Mauritius has introduced trust law for the benefit of both residents and offshore settlors.
Prior to 2001, the Trust Act 1989 allowed the creation of domestic trusts based on the traditional English model, and the Offshore Trusts Act 1992 allowed the creation of offshore trusts. The Trust Act 1989 and the Offshore Trusts Act 1992 have been been repealed by the Trusts Act 2001 which was introduced to fuse the domestic trust and offshore trust legislation in a bid to avoid ring-fencing.
Under the Trusts Act 2001, a settlor may set up any of the following types of trust: protective trust or spendthrift trust, maintenance and accumulation trust, interest in possession trust, discretionary trust, charitable trust, purpose trust and commercial and trading trust.

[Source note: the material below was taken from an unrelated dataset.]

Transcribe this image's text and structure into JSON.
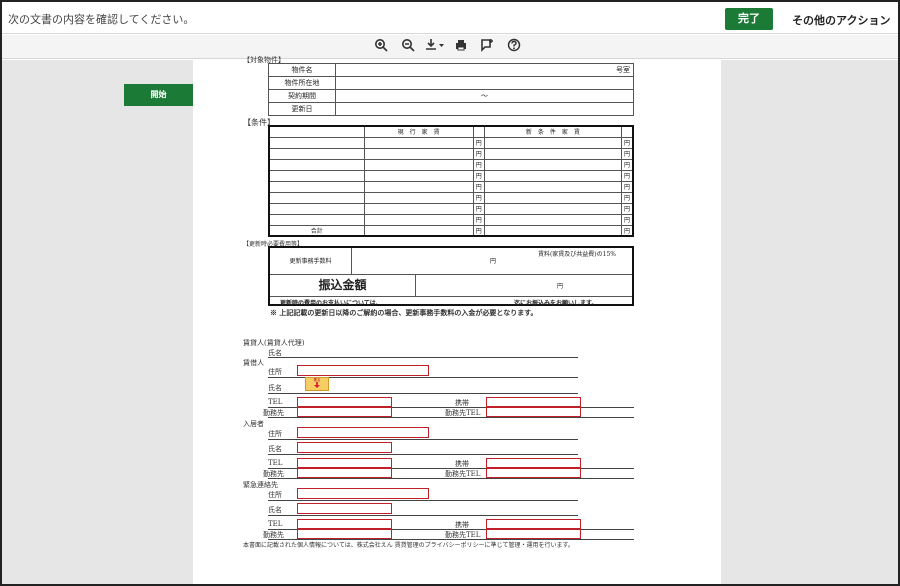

The settlor of an offshore trust may not be a resident of Mauritius, and the trust must have at least one qualified trustee who is a person residing in Mauritius or a Mauritian management company or a bank authorised by the Financial Services Commission to provide trusteeship services.
The Investment Promotion Act has been amended to allow non-resident settlors or non-resident beneficiaries of a trust to own immovable property in Mauritius solely under the Integrated Residential Schemes (‘IRS’) and the Real Estate Scheme (‘RES’) without the approval of the Prime Ministers’ Office under the Non-Citizens (Property Restrictions) Act 1973, as amended. Non-citizens of Mauritius wishing to avail themselves of immovable property in Mauritius under the IRS and RES may use trust or domestic company to do so subject to registration duty applicable to IRS and RES.